I am reading ... Home: A Memoir of My Early Years by Julie Andrews, and The Time-Traveler's Wife by Audrey Niffenegger.

I am watching ... nothing these days. I've so loved not having television. The days are limited, though; Hubster wants to get cable (or DirecTV, or whatever) next month for football season.

I am listening to ... the blessed silence of a house where I am the only one awake. Of course, the birds are probably making a racket outside and I can't hear it because I haven't put my hearing aid in yet!

I am thinking ... that I really don't like this "day book" setup.

One of my favorite things ... is my new library card!

A favorite quote for today: Sorry ... I'm too lazy to look up a quote for today.

A few plans for the rest of the week include … meeting a friend for a bars session, and seeing two doctors: my "crazy" doctor and my "female" doctor. After that, no more doctors for a while!

Tuesday, June 25, 2013

Daybook Entry for Tuesday, June 25

Outside my window ... who knows what is outside my window? The blinds are closed and the windows in this room are behind me anyway.

I am thinking ... that Scout is going to be up any minute.

I am thankful ... for the word "trump," which is what we call a fart in our family. The word makes me laugh every time.

In the kitchen … my counter is clean! That almost never happens!

I am wearing … my old glasses that make me wonder if I'm going to be prescribed bifocals the next time I go to the eye doctor.

I am creating … a plan for Scout's early education. Of course, it involves money, which we do not have, so I'm also creating a plan for somehow putting away that nonexistent money for Scout's education.

I am going to … work out today, for the first time in weeks. I will.. I really will.

I am wondering ... if we're going to watch The Sound of Music yet again today.

I am hoping ... we can afford a classical education for Scout.

I am looking forward to ... seeing my parents again. They'll be back in NC soon.

I am learning ... my way around our new town.

Around the house … there are still boxes to be unpacked and clothes to be hauled off to Goodwill. I'm thinking there will always be boxes to be unpacked and clothes to be hauled off to Goodwill.

I am pondering ... the challenges of being alone with a three-year-old for hours at a time. I do some things well as a mom, but motherhood definitely does not come naturally to me.

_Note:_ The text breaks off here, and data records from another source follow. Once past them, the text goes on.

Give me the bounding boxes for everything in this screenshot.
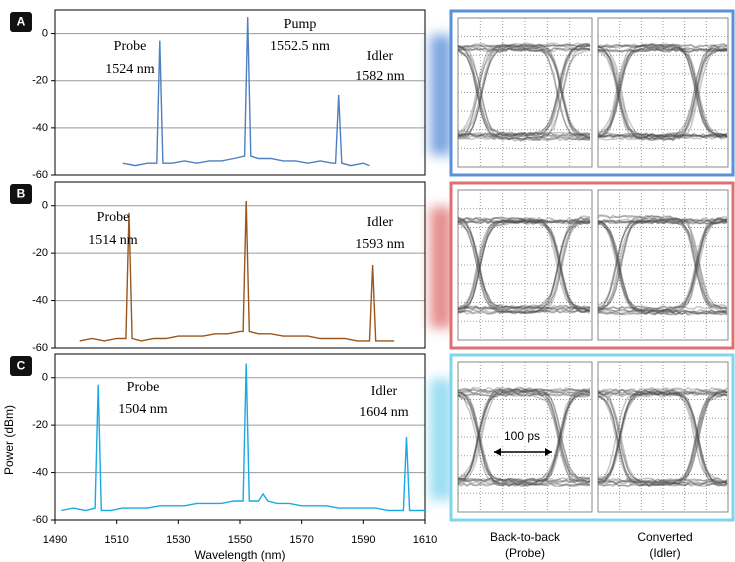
annotation: Pump	[284, 17, 317, 32]
x-tick-label: 1570	[289, 534, 313, 546]
annotation: 1582 nm	[355, 69, 405, 84]
x-tick-label: 1510	[104, 534, 128, 546]
annotation: Idler	[371, 384, 398, 399]
y-tick-label: -40	[32, 122, 48, 134]
y-tick-label: 0	[42, 200, 48, 212]
y-tick-label: -60	[32, 342, 48, 354]
y-tick-label: -40	[32, 466, 48, 478]
annotation: 1604 nm	[359, 405, 409, 420]
eye-caption: (Probe)	[505, 546, 545, 560]
panel-label: C	[17, 359, 26, 373]
x-tick-label: 1590	[351, 534, 375, 546]
panel-glow	[430, 379, 452, 500]
annotation: Idler	[367, 215, 394, 230]
x-tick-label: 1550	[228, 534, 252, 546]
figure: 0 -20 -40 -60 Probe 1524 nm Pump 1552.5 nm Idler…	[0, 0, 735, 562]
y-tick-label: -60	[32, 514, 48, 526]
eye-caption: Converted	[637, 530, 692, 544]
annotation: Probe	[127, 380, 160, 395]
annotation: Probe	[114, 39, 147, 54]
eye-caption: Back-to-back	[490, 530, 561, 544]
annotation: Idler	[367, 49, 394, 64]
y-tick-label: 0	[42, 27, 48, 39]
annotation: Probe	[97, 210, 130, 225]
y-tick-label: -20	[32, 419, 48, 431]
plot-frame	[55, 182, 425, 348]
eye-caption: (Idler)	[649, 546, 680, 560]
x-tick-label: 1610	[413, 534, 437, 546]
plot-frame	[55, 354, 425, 520]
y-tick-label: -40	[32, 294, 48, 306]
x-axis-label: Wavelength (nm)	[195, 548, 286, 562]
plot-frame	[55, 10, 425, 175]
marker-label: 100 ps	[504, 429, 540, 443]
annotation: 1504 nm	[118, 402, 168, 417]
x-tick-label: 1530	[166, 534, 190, 546]
y-tick-label: -60	[32, 169, 48, 181]
y-tick-label: 0	[42, 372, 48, 384]
annotation: 1514 nm	[88, 233, 138, 248]
annotation: 1552.5 nm	[270, 39, 330, 54]
y-axis-label: Power (dBm)	[2, 405, 16, 475]
panel-glow	[430, 207, 452, 328]
x-tick-label: 1490	[43, 534, 67, 546]
panel-glow	[430, 35, 452, 155]
annotation: 1593 nm	[355, 237, 405, 252]
spectrum-line	[123, 17, 370, 166]
y-tick-label: -20	[32, 75, 48, 87]
panel-label: A	[17, 15, 26, 29]
panel-label: B	[17, 187, 26, 201]
annotation: 1524 nm	[105, 62, 155, 77]
y-tick-label: -20	[32, 247, 48, 259]
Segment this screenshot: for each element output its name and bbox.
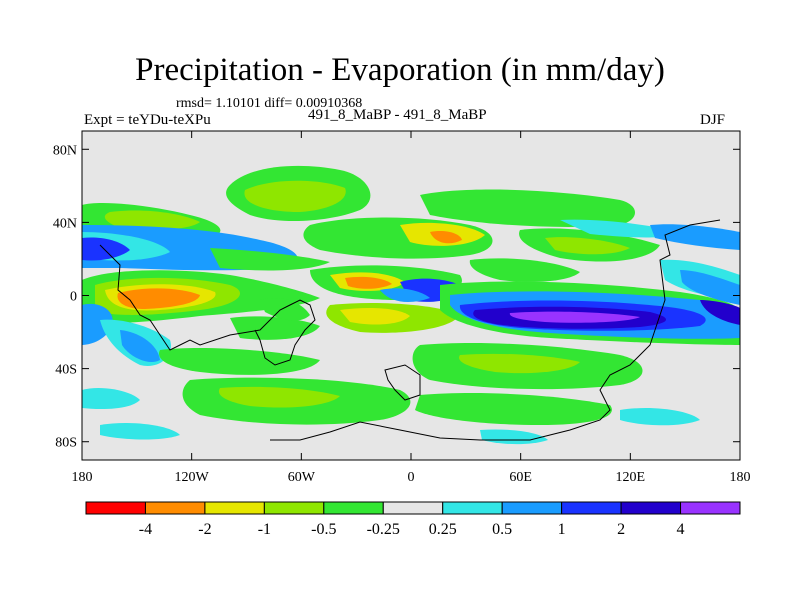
field-region bbox=[230, 316, 320, 340]
subtitle-label: 491_8_MaBP - 491_8_MaBP bbox=[308, 107, 487, 123]
field-region bbox=[260, 298, 310, 321]
field-region bbox=[218, 386, 340, 408]
field-region bbox=[415, 393, 612, 425]
colorbar-label: -1 bbox=[258, 521, 271, 538]
field-region bbox=[680, 270, 740, 305]
y-axis: 80N 40N 0 40S 80S bbox=[53, 143, 740, 451]
colorbar-swatch bbox=[204, 501, 265, 515]
season-label: DJF bbox=[700, 112, 726, 128]
field-region bbox=[82, 303, 113, 345]
field-region bbox=[117, 288, 200, 309]
coastline-antarctica bbox=[270, 219, 721, 441]
field-region bbox=[620, 408, 700, 426]
field-region bbox=[82, 388, 140, 410]
x-tick-label: 120W bbox=[175, 470, 210, 485]
colorbar-swatch bbox=[85, 501, 146, 515]
colorbar-swatch bbox=[144, 501, 206, 515]
field-region bbox=[100, 423, 180, 440]
colorbar-swatch bbox=[680, 501, 741, 515]
y-tick-label: 80N bbox=[53, 143, 77, 158]
field-region bbox=[104, 210, 200, 230]
x-tick-label: 180 bbox=[730, 470, 751, 485]
stats-label: rmsd= 1.10101 diff= 0.00910368 bbox=[176, 96, 363, 111]
field-region bbox=[244, 180, 346, 212]
pe-field bbox=[82, 165, 740, 445]
colorbar-swatch bbox=[620, 501, 682, 515]
colorbar-label: 4 bbox=[677, 521, 685, 538]
colorbar-label: 0.25 bbox=[429, 521, 457, 538]
x-tick-label: 0 bbox=[408, 470, 415, 485]
x-tick-label: 60W bbox=[288, 470, 316, 485]
field-region bbox=[380, 288, 430, 302]
y-tick-label: 0 bbox=[70, 290, 77, 305]
field-region bbox=[345, 276, 392, 289]
colorbar-label: 2 bbox=[617, 521, 625, 538]
colorbar-swatch bbox=[263, 501, 325, 515]
x-tick-label: 180 bbox=[72, 470, 93, 485]
field-region bbox=[420, 189, 635, 227]
field-region bbox=[700, 300, 740, 325]
plot-title: Precipitation - Evaporation (in mm/day) bbox=[135, 52, 665, 88]
experiment-label: Expt = teYDu-teXPu bbox=[84, 112, 211, 128]
colorbar: -4 -2 -1 -0.5 -0.25 0.25 0.5 1 2 4 bbox=[85, 501, 741, 538]
colorbar-label: -4 bbox=[139, 521, 152, 538]
y-tick-label: 40N bbox=[53, 216, 77, 231]
colorbar-label: 1 bbox=[558, 521, 566, 538]
colorbar-label: -0.25 bbox=[367, 521, 400, 538]
colorbar-label: -0.5 bbox=[311, 521, 336, 538]
field-region bbox=[459, 353, 580, 374]
y-tick-label: 80S bbox=[55, 436, 77, 451]
x-tick-label: 60E bbox=[509, 470, 532, 485]
colorbar-label: 0.5 bbox=[492, 521, 512, 538]
field-region bbox=[340, 308, 410, 325]
colorbar-swatch bbox=[323, 501, 384, 515]
colorbar-label: -2 bbox=[198, 521, 211, 538]
field-region bbox=[560, 219, 680, 238]
colorbar-swatch bbox=[382, 501, 444, 515]
coastline-africa bbox=[384, 364, 421, 401]
colorbar-swatch bbox=[442, 501, 503, 515]
x-axis: 180 120W 60W 0 60E 120E 180 bbox=[72, 131, 751, 485]
field-region bbox=[430, 230, 462, 244]
coastline-americas bbox=[99, 244, 316, 366]
coastlines bbox=[99, 219, 721, 441]
field-region bbox=[159, 348, 320, 375]
field-region bbox=[509, 311, 640, 323]
field-region bbox=[120, 330, 160, 363]
colorbar-swatch bbox=[561, 501, 622, 515]
colorbar-swatch bbox=[501, 501, 563, 515]
field-region bbox=[545, 237, 630, 255]
field-region bbox=[82, 237, 130, 261]
field-region bbox=[469, 258, 580, 282]
y-tick-label: 40S bbox=[55, 363, 77, 378]
x-tick-label: 120E bbox=[616, 470, 646, 485]
field-region bbox=[650, 224, 740, 250]
field-region bbox=[210, 248, 330, 271]
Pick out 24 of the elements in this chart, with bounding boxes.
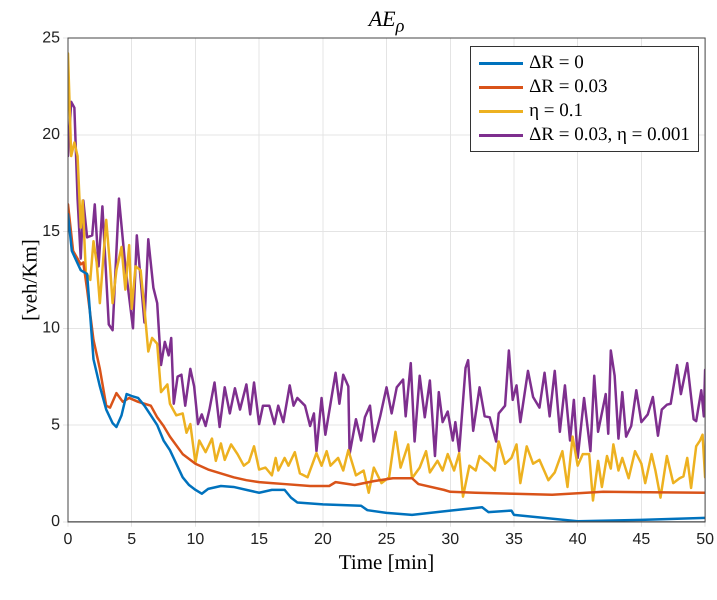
y-axis-title: [veh/Km] bbox=[18, 239, 42, 321]
x-tick-label: 45 bbox=[632, 530, 650, 548]
x-tick-label: 40 bbox=[568, 530, 587, 548]
y-tick-label: 20 bbox=[42, 126, 60, 144]
chart-title: AE$_{ρ}$ bbox=[366, 6, 406, 36]
y-tick-label: 15 bbox=[42, 222, 60, 240]
x-tick-label: 20 bbox=[314, 530, 332, 548]
x-tick-label: 30 bbox=[441, 530, 460, 548]
x-tick-label: 15 bbox=[250, 530, 268, 548]
x-tick-label: 35 bbox=[505, 530, 523, 548]
y-tick-label: 10 bbox=[42, 320, 60, 337]
x-tick-label: 5 bbox=[127, 530, 136, 548]
y-tick-label: 5 bbox=[51, 416, 60, 434]
y-tick-label: 25 bbox=[42, 29, 60, 46]
y-tick-label: 0 bbox=[51, 513, 60, 530]
legend-label: ΔR = 0.03, η = 0.001 bbox=[529, 124, 690, 146]
x-axis-title: Time [min] bbox=[338, 550, 436, 575]
legend-label: η = 0.1 bbox=[529, 100, 583, 122]
x-tick-label: 10 bbox=[186, 530, 204, 548]
legend-label: ΔR = 0.03 bbox=[529, 76, 608, 98]
x-tick-label: 0 bbox=[64, 530, 73, 548]
x-tick-label: 50 bbox=[696, 530, 714, 548]
x-tick-label: 25 bbox=[378, 530, 396, 548]
legend-label: ΔR = 0 bbox=[529, 52, 584, 74]
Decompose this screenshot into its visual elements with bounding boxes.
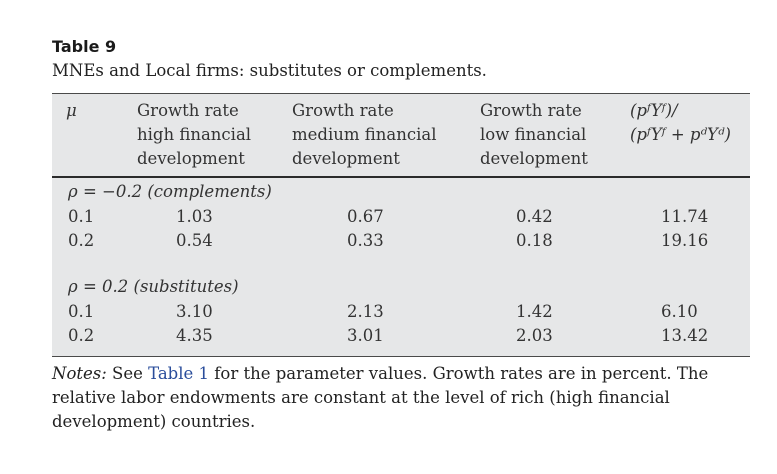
cell-growth-medium: 0.33 (347, 231, 384, 250)
header-mu: μ (66, 101, 77, 120)
header-growth-low: Growth rate low financial development (480, 101, 588, 168)
table-1-link[interactable]: Table 1 (148, 364, 210, 383)
notes-pre: See (106, 364, 149, 383)
cell-growth-low: 1.42 (516, 302, 553, 321)
table-row: 0.1 3.10 2.13 1.42 6.10 (52, 302, 750, 326)
cell-share-ratio: 11.74 (661, 207, 709, 226)
cell-growth-high: 0.54 (176, 231, 213, 250)
table-row: 0.1 1.03 0.67 0.42 11.74 (52, 207, 750, 231)
section-complements-label: ρ = −0.2 (complements) (68, 182, 272, 201)
table-row: 0.2 4.35 3.01 2.03 13.42 (52, 326, 750, 350)
cell-mu: 0.1 (68, 302, 95, 321)
cell-growth-medium: 3.01 (347, 326, 384, 345)
header-growth-medium: Growth rate medium financial development (292, 101, 437, 168)
cell-mu: 0.2 (68, 231, 95, 250)
cell-share-ratio: 13.42 (661, 326, 709, 345)
cell-growth-high: 3.10 (176, 302, 213, 321)
header-growth-high: Growth rate high financial development (137, 101, 252, 168)
cell-growth-low: 0.42 (516, 207, 553, 226)
table-notes: Notes: See Table 1 for the parameter val… (52, 362, 757, 434)
cell-share-ratio: 6.10 (661, 302, 698, 321)
table-title: MNEs and Local firms: substitutes or com… (52, 61, 487, 80)
cell-growth-low: 0.18 (516, 231, 553, 250)
cell-mu: 0.2 (68, 326, 95, 345)
cell-growth-medium: 2.13 (347, 302, 384, 321)
cell-growth-low: 2.03 (516, 326, 553, 345)
cell-mu: 0.1 (68, 207, 95, 226)
section-substitutes-label: ρ = 0.2 (substitutes) (68, 277, 239, 296)
table-label: Table 9 (52, 37, 117, 56)
header-rule (52, 176, 750, 178)
cell-growth-high: 1.03 (176, 207, 213, 226)
cell-growth-medium: 0.67 (347, 207, 384, 226)
notes-lead: Notes: (52, 364, 107, 383)
notes-body: for the parameter values. Growth rates a… (52, 364, 709, 431)
header-share-ratio: (pᶠYᶠ)/ (pᶠYᶠ + pᵈYᵈ) (630, 101, 731, 144)
data-table: μ Growth rate high financial development… (52, 93, 750, 357)
cell-share-ratio: 19.16 (661, 231, 709, 250)
table-row: 0.2 0.54 0.33 0.18 19.16 (52, 231, 750, 255)
cell-growth-high: 4.35 (176, 326, 213, 345)
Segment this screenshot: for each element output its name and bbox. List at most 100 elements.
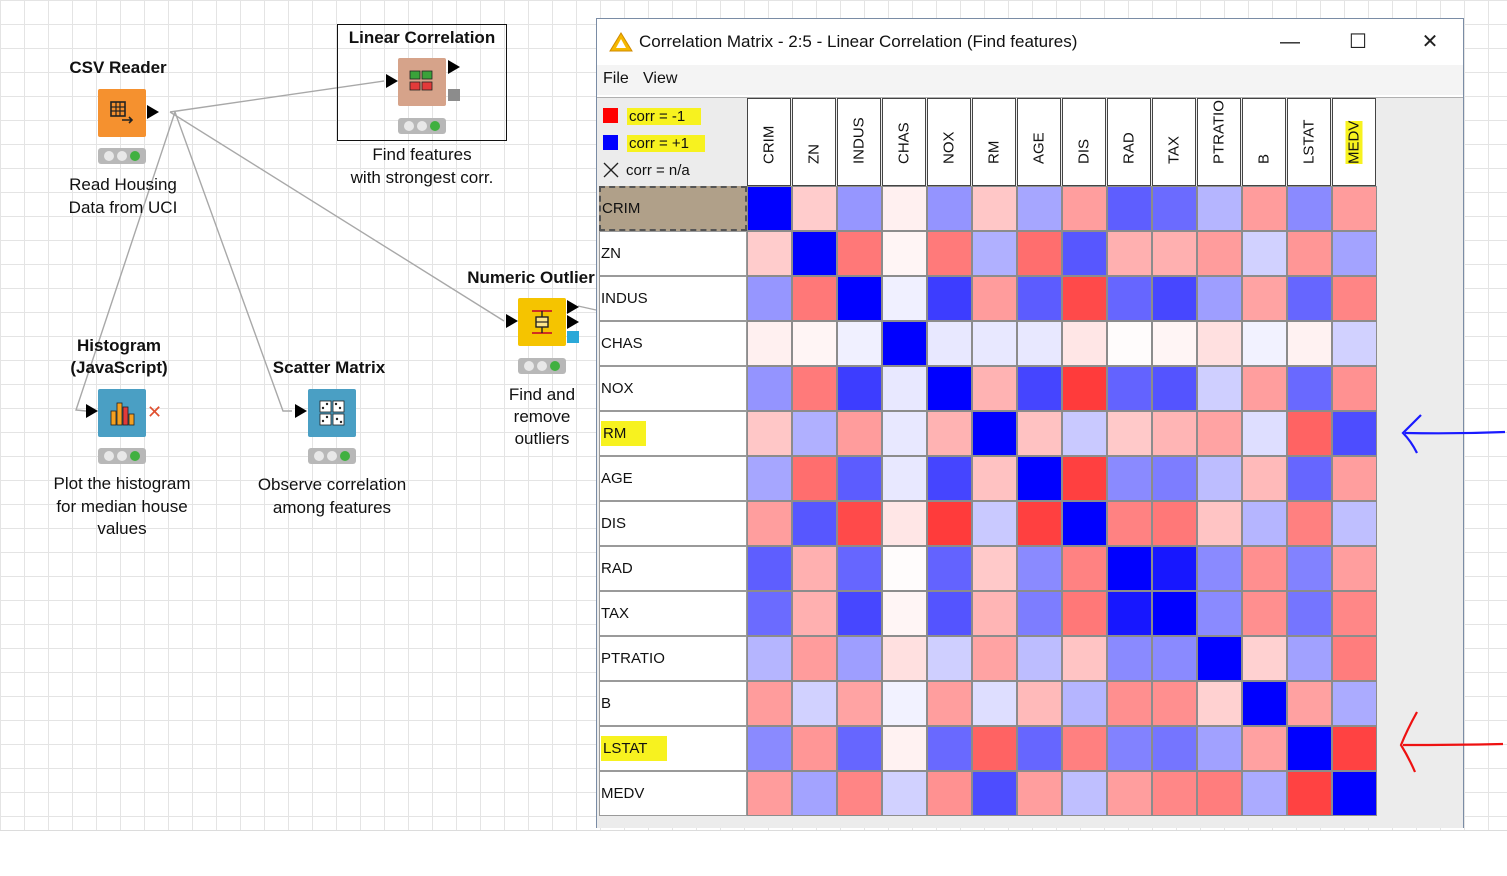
matrix-cell[interactable] bbox=[837, 726, 882, 771]
matrix-cell[interactable] bbox=[1017, 411, 1062, 456]
matrix-cell[interactable] bbox=[837, 276, 882, 321]
matrix-cell[interactable] bbox=[1242, 231, 1287, 276]
matrix-cell[interactable] bbox=[1107, 366, 1152, 411]
numeric-outlier-model-port[interactable] bbox=[567, 331, 579, 343]
matrix-cell[interactable] bbox=[1332, 636, 1377, 681]
matrix-cell[interactable] bbox=[792, 681, 837, 726]
row-header[interactable]: CRIM bbox=[599, 186, 747, 231]
close-button[interactable]: ✕ bbox=[1421, 31, 1439, 53]
matrix-cell[interactable] bbox=[837, 456, 882, 501]
matrix-cell[interactable] bbox=[1332, 546, 1377, 591]
matrix-cell[interactable] bbox=[1152, 591, 1197, 636]
matrix-cell[interactable] bbox=[837, 411, 882, 456]
matrix-cell[interactable] bbox=[1107, 771, 1152, 816]
matrix-cell[interactable] bbox=[1332, 591, 1377, 636]
matrix-cell[interactable] bbox=[1242, 546, 1287, 591]
row-header[interactable]: AGE bbox=[599, 456, 747, 501]
matrix-cell[interactable] bbox=[1197, 456, 1242, 501]
matrix-cell[interactable] bbox=[1332, 681, 1377, 726]
matrix-cell[interactable] bbox=[792, 546, 837, 591]
matrix-cell[interactable] bbox=[1242, 681, 1287, 726]
matrix-cell[interactable] bbox=[747, 726, 792, 771]
matrix-cell[interactable] bbox=[1332, 771, 1377, 816]
matrix-cell[interactable] bbox=[1107, 681, 1152, 726]
menu-file[interactable]: File bbox=[603, 70, 629, 87]
matrix-cell[interactable] bbox=[837, 636, 882, 681]
matrix-cell[interactable] bbox=[1062, 591, 1107, 636]
histogram-in-port[interactable] bbox=[86, 404, 98, 418]
column-header[interactable]: RM bbox=[972, 98, 1016, 186]
matrix-cell[interactable] bbox=[1062, 726, 1107, 771]
matrix-cell[interactable] bbox=[1197, 231, 1242, 276]
matrix-cell[interactable] bbox=[837, 591, 882, 636]
column-header[interactable]: LSTAT bbox=[1287, 98, 1331, 186]
matrix-cell[interactable] bbox=[1062, 231, 1107, 276]
matrix-cell[interactable] bbox=[882, 501, 927, 546]
matrix-cell[interactable] bbox=[1332, 321, 1377, 366]
row-header[interactable]: TAX bbox=[599, 591, 747, 636]
matrix-cell[interactable] bbox=[747, 231, 792, 276]
matrix-cell[interactable] bbox=[882, 456, 927, 501]
matrix-cell[interactable] bbox=[927, 321, 972, 366]
matrix-cell[interactable] bbox=[1062, 411, 1107, 456]
matrix-cell[interactable] bbox=[747, 186, 792, 231]
matrix-cell[interactable] bbox=[1197, 186, 1242, 231]
matrix-cell[interactable] bbox=[1242, 186, 1287, 231]
matrix-cell[interactable] bbox=[1017, 456, 1062, 501]
scatter-matrix-in-port[interactable] bbox=[295, 404, 307, 418]
matrix-cell[interactable] bbox=[1107, 276, 1152, 321]
column-header[interactable]: MEDV bbox=[1332, 98, 1376, 186]
matrix-cell[interactable] bbox=[1242, 276, 1287, 321]
column-header[interactable]: PTRATIO bbox=[1197, 98, 1241, 186]
matrix-cell[interactable] bbox=[1017, 546, 1062, 591]
column-header[interactable]: AGE bbox=[1017, 98, 1061, 186]
column-header[interactable]: CHAS bbox=[882, 98, 926, 186]
matrix-cell[interactable] bbox=[1107, 636, 1152, 681]
matrix-cell[interactable] bbox=[1197, 681, 1242, 726]
matrix-cell[interactable] bbox=[1287, 591, 1332, 636]
matrix-cell[interactable] bbox=[1332, 366, 1377, 411]
row-header[interactable]: B bbox=[599, 681, 747, 726]
matrix-cell[interactable] bbox=[1287, 456, 1332, 501]
matrix-cell[interactable] bbox=[1287, 276, 1332, 321]
matrix-cell[interactable] bbox=[1287, 726, 1332, 771]
matrix-cell[interactable] bbox=[1062, 636, 1107, 681]
matrix-cell[interactable] bbox=[1287, 771, 1332, 816]
matrix-cell[interactable] bbox=[1152, 726, 1197, 771]
matrix-cell[interactable] bbox=[882, 366, 927, 411]
matrix-cell[interactable] bbox=[1287, 681, 1332, 726]
matrix-cell[interactable] bbox=[1017, 321, 1062, 366]
matrix-cell[interactable] bbox=[1107, 456, 1152, 501]
matrix-cell[interactable] bbox=[1152, 276, 1197, 321]
matrix-cell[interactable] bbox=[1287, 411, 1332, 456]
matrix-cell[interactable] bbox=[927, 501, 972, 546]
matrix-cell[interactable] bbox=[1287, 636, 1332, 681]
matrix-cell[interactable] bbox=[927, 591, 972, 636]
matrix-cell[interactable] bbox=[1152, 321, 1197, 366]
csv-reader-out-port[interactable] bbox=[147, 105, 159, 119]
matrix-cell[interactable] bbox=[1332, 501, 1377, 546]
matrix-cell[interactable] bbox=[1017, 726, 1062, 771]
column-header[interactable]: CRIM bbox=[747, 98, 791, 186]
matrix-cell[interactable] bbox=[1152, 771, 1197, 816]
matrix-cell[interactable] bbox=[792, 636, 837, 681]
matrix-cell[interactable] bbox=[1287, 321, 1332, 366]
column-header[interactable]: INDUS bbox=[837, 98, 881, 186]
matrix-cell[interactable] bbox=[927, 636, 972, 681]
matrix-cell[interactable] bbox=[792, 501, 837, 546]
matrix-cell[interactable] bbox=[1197, 591, 1242, 636]
matrix-cell[interactable] bbox=[972, 231, 1017, 276]
matrix-cell[interactable] bbox=[1242, 726, 1287, 771]
matrix-cell[interactable] bbox=[1017, 771, 1062, 816]
matrix-cell[interactable] bbox=[927, 771, 972, 816]
matrix-cell[interactable] bbox=[1017, 366, 1062, 411]
row-header[interactable]: MEDV bbox=[599, 771, 747, 816]
numeric-outlier-out-port-2[interactable] bbox=[567, 315, 579, 329]
matrix-cell[interactable] bbox=[747, 276, 792, 321]
matrix-cell[interactable] bbox=[1197, 636, 1242, 681]
menu-view[interactable]: View bbox=[643, 70, 678, 87]
scatter-matrix-node[interactable] bbox=[308, 389, 356, 437]
matrix-cell[interactable] bbox=[837, 546, 882, 591]
matrix-cell[interactable] bbox=[747, 636, 792, 681]
matrix-cell[interactable] bbox=[972, 276, 1017, 321]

I am (re-)reading ... nothing at the moment. I'm between books.

I am (still) watching ... The Sound of Music at least once a day.

I am listening to ... the blessed silence of a house where I am the only one awake. I love that sound. I wish I could drag myself out of bed earlier so I can hear more of it.

One of my favorite things ... is Scout's love for music and dancing.

A favorite quote for today: Sorry ... I'm too lazy to look up a quote for today.

A few plans for the rest of the week include … vacation-planning. Blah.